Par Leo Ryan, rédacteur en chef
L’ambition du Port de Québec d’émerger comme une deuxième porte d’entrée des conteneurs sur le fleuve Saint-Laurent avec Montréal semble sérieusement compromise après que Jonathan Wilkinson, le ministre fédéral de l’Environnement et du Changement climatique, a annoncé son refus d’endosser le projet Laurentia.
Cela fait suite à la publication hier du rapport final de l’Agence d’évaluation d’impact du Canada qui a conclu que « le projet est susceptible d’entraîner des effets environnementaux négatifs importants directs et cumulatifs » sur un certain nombre de composantes malgré la mise en œuvre des mesures d’atténuation et de surveillance actuellement prévues. Une décision finale devrait être rendue prochainement au cabinet fédéral, son calendrier n’étant pas encore déterminé.
Le ministre Wilkinson a déclaré que sa décision avait été prise après avoir examiné le rapport de l’agence ainsi que les commentaires du public et des Autochtones. La question, a-t-il dit, de savoir si les effets cumulatifs « sont justifiés doit maintenant être renvoyée au gouverneur en conseil ».
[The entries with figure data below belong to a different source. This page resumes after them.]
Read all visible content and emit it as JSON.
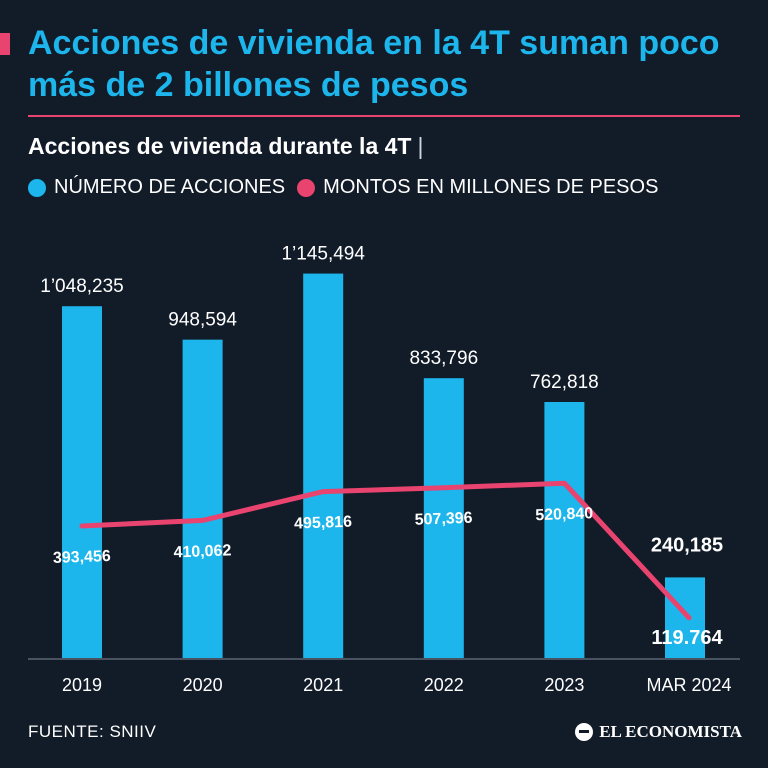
{
  "header": {
    "title": "Acciones de vivienda en la 4T suman poco más de 2 billones de pesos",
    "subtitle": "Acciones de vivienda durante la 4T",
    "subtitle_separator": "|"
  },
  "legend": {
    "items": [
      {
        "label": "NÚMERO DE ACCIONES",
        "color": "#1cb6ec"
      },
      {
        "label": "MONTOS EN MILLONES DE PESOS",
        "color": "#e8446f"
      }
    ]
  },
  "chart_data": {
    "type": "bar",
    "categories": [
      "2019",
      "2020",
      "2021",
      "2022",
      "2023",
      "MAR 2024"
    ],
    "series": [
      {
        "name": "NÚMERO DE ACCIONES",
        "type": "bar",
        "color": "#1cb6ec",
        "values": [
          1048235,
          948594,
          1145494,
          833796,
          762818,
          240185
        ],
        "labels": [
          "1’048,235",
          "948,594",
          "1’145,494",
          "833,796",
          "762,818",
          "240,185"
        ]
      },
      {
        "name": "MONTOS EN MILLONES DE PESOS",
        "type": "line",
        "color": "#e8446f",
        "values": [
          393456,
          410062,
          495816,
          507396,
          520840,
          119764
        ],
        "labels": [
          "393,456",
          "410,062",
          "495,816",
          "507,396",
          "520,840",
          "119.764"
        ]
      }
    ],
    "ylim": [
      0,
      1180000
    ],
    "xlabel": "",
    "ylabel": "",
    "legend_position": "top",
    "grid": false
  },
  "footer": {
    "source": "FUENTE: SNIIV",
    "brand": "EL ECONOMISTA"
  }
}
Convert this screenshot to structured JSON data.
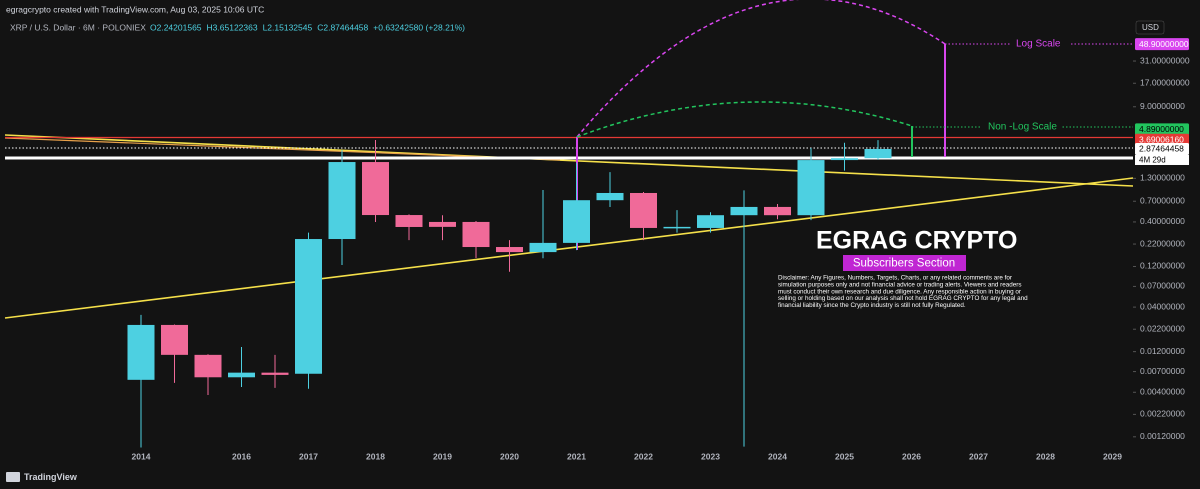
{
  "header": {
    "credit": "egragcrypto created with TradingView.com, Aug 03, 2025 10:06 UTC",
    "symbol": "XRP / U.S. Dollar · 6M · POLONIEX",
    "ohlc": [
      "O2.24201565",
      "H3.65122363",
      "L2.15132545",
      "C2.87464458",
      "+0.63242580 (+28.21%)"
    ]
  },
  "footer": {
    "brand": "TradingView"
  },
  "chart_data": {
    "type": "candlestick",
    "log_scale": true,
    "grid": false,
    "currency": "USD",
    "categories": [
      "2014",
      null,
      null,
      "2016",
      null,
      "2017",
      null,
      "2018",
      null,
      "2019",
      null,
      "2020",
      null,
      "2021",
      null,
      "2022",
      null,
      "2023",
      null,
      "2024",
      null,
      "2025",
      null,
      "2026",
      null,
      "2027",
      null,
      "2028",
      null,
      "2029"
    ],
    "up_color": "#4dd0e1",
    "down_color": "#f06a99",
    "series": {
      "open": [
        0.0056,
        0.0247,
        0.011,
        0.006,
        0.0068,
        0.0066,
        0.252,
        2.02,
        0.482,
        0.4,
        0.4,
        0.203,
        0.177,
        0.227,
        0.72,
        0.875,
        0.34,
        0.34,
        0.48,
        0.6,
        0.48,
        2.13,
        2.24201565,
        null,
        null,
        null,
        null,
        null,
        null,
        null
      ],
      "high": [
        0.0324,
        0.025,
        0.0112,
        0.0136,
        0.011,
        0.3,
        2.79,
        3.66,
        0.49,
        0.48,
        0.41,
        0.245,
        0.95,
        1.96,
        1.54,
        0.9,
        0.55,
        0.52,
        0.94,
        0.65,
        2.95,
        3.4,
        3.65122363,
        null,
        null,
        null,
        null,
        null,
        null,
        null
      ],
      "low": [
        0.0009,
        0.00515,
        0.00372,
        0.00462,
        0.0045,
        0.0044,
        0.125,
        0.4,
        0.245,
        0.245,
        0.151,
        0.104,
        0.15,
        0.187,
        0.6,
        0.245,
        0.3,
        0.3,
        0.00092,
        0.43,
        0.42,
        1.6,
        2.15132545,
        null,
        null,
        null,
        null,
        null,
        null,
        null
      ],
      "close": [
        0.0247,
        0.011,
        0.006,
        0.0068,
        0.0064,
        0.252,
        2.02,
        0.482,
        0.349,
        0.35,
        0.203,
        0.177,
        0.227,
        0.72,
        0.875,
        0.34,
        0.35,
        0.48,
        0.6,
        0.48,
        2.13,
        2.24,
        2.87464458,
        null,
        null,
        null,
        null,
        null,
        null,
        null
      ]
    },
    "ylim": [
      0.00084,
      94
    ],
    "yticks": [
      {
        "value": 31,
        "label": "31.00000000"
      },
      {
        "value": 17,
        "label": "17.00000000"
      },
      {
        "value": 9,
        "label": "9.00000000"
      },
      {
        "value": 1.3,
        "label": "1.30000000"
      },
      {
        "value": 0.7,
        "label": "0.70000000"
      },
      {
        "value": 0.4,
        "label": "0.40000000"
      },
      {
        "value": 0.22,
        "label": "0.22000000"
      },
      {
        "value": 0.12,
        "label": "0.12000000"
      },
      {
        "value": 0.07,
        "label": "0.07000000"
      },
      {
        "value": 0.04,
        "label": "0.04000000"
      },
      {
        "value": 0.022,
        "label": "0.02200000"
      },
      {
        "value": 0.012,
        "label": "0.01200000"
      },
      {
        "value": 0.007,
        "label": "0.00700000"
      },
      {
        "value": 0.004,
        "label": "0.00400000"
      },
      {
        "value": 0.0022,
        "label": "0.00220000"
      },
      {
        "value": 0.0012,
        "label": "0.00120000"
      }
    ],
    "price_labels": [
      {
        "value": 48.9,
        "label": "48.90000000",
        "bg": "#d946ef",
        "text_color": "#ffffff"
      },
      {
        "value": 4.89,
        "label": "4.89000000",
        "bg": "#22c55e",
        "text_color": "#000000"
      },
      {
        "value": 3.6900616,
        "label": "3.69006160",
        "bg": "#e53935",
        "text_color": "#ffffff"
      },
      {
        "value": 2.87464458,
        "label": "2.87464458",
        "bg": "#ffffff",
        "text_color": "#000000"
      }
    ],
    "countdown": "4M 29d",
    "annotations": {
      "log": "Log Scale",
      "non_log": "Non -Log Scale",
      "watermark": "EGRAG CRYPTO",
      "badge": "Subscribers Section",
      "disclaimer": [
        "Disclaimer: Any Figures, Numbers, Targets, Charts, or any related comments are for",
        "simulation purposes only and not financial advice or trading alerts. Viewers and readers",
        "must conduct their own research and due diligence. Any responsible action in buying or",
        "selling or holding based on our analysis shall not hold EGRAG CRYPTO for any legal and",
        "financial liability since the Crypto industry is still not fully Regulated."
      ]
    }
  }
}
Le projet Laurentia dans le secteur de Beauport implique un investissement de 775 millions de dollars canadiens de la part de Hutchison Ports de Hong Kong, du CN et du port de Québec pour la construction d’un terminal en eau profonde conçu principalement comme une nouvelle passerelle maritime entre l’Amérique du Nord et notamment le marché du Midwest de par son emplacement stratégique.
Don Krusel a joué un rôle clé dans le pilotage du projet, lui qui a dirigé la transformation de Prince Rupert, en Colombie-Britannique, en le port à conteneurs à la croissance la plus rapide en Amérique du Nord au cours de la dernière décennie.
Laurentia devrait être opérationnelle d’ici 2024, avec une capacité annuelle de 700 000 EVP. Le CN et Hutchison se sont engagés à injecter plus de 500 millions de dollars canadiens dans l’entreprise. Des discussions sont en cours avec les gouvernements fédéral et québécois pour compléter le financement.
Alors qu’un certain nombre de municipalités et d’entreprises de la province de Québec ont exprimé leur soutien au projet pour ses avantages économiques, les militants environnementaux locaux et les groupes de citoyens se sont fermement opposés à ce qu’ils considèrent comme une attaque inacceptable contre une région côtière et un mode de vie uniques à Québec.
Si le projet devait finalement s’effondrer, ce serait un coup dur non seulement pour le CN et pour Mario Girard, président et chef de la direction du Port de Québec, qui a vanté la capacité de Laurentia à attirer de gros porte-conteneurs incapables de faire escale à Montréal en raison des limites de tirant d’eau, mais aussi à Hutchison Ports, un opérateur portuaire mondial de premier plan qui a récemment déjà été repoussé par Israël et l’Australie.
Dans sa première réaction publique aujourd’hui, M. Girard a déclaré à CBC/Radio-Canada que le rapport de l’agence « ne signifie en aucun cas la fin du projet Laurentia ».
Les composantes impactées répertoriées par l’agence comprenaient le poisson et son habitat, la qualité de l’air, la santé humaine, l’utilisation actuelle des terres et des ressources à des fins traditionnelles (plus spécifiquement liées à la pêche), les conditions socio-économiques liées à la pêche récréative et commerciale.
« De plus, Pêches et Océans Canada considère que le projet de compensation de l’habitat du poisson ne compenserait pas adéquatement, en vertu de la Loi sur les pêches, bon nombre des habitats perdus », indique le rapport, ajoutant : « Il n’assurerait pas non plus la survie ou le rétablissement des poissons comme le bar rayé, une espèce protégée en vertu de la Loi sur les espèces en péril.
« L’Agence croit que le projet pourrait avoir un impact négatif direct et cumulatif important sur les droits ancestraux et issus de traités des Premières Nations, y compris l’exercice des droits de pêche et les pratiques culturelles connexes. De plus, compte tenu de la mise en œuvre des mesures d’atténuation, l’Agence conclut que le projet n’est pas susceptible d’entraîner des effets environnementaux négatifs importants sur d’autres composantes de l’environnement de compétence fédérale.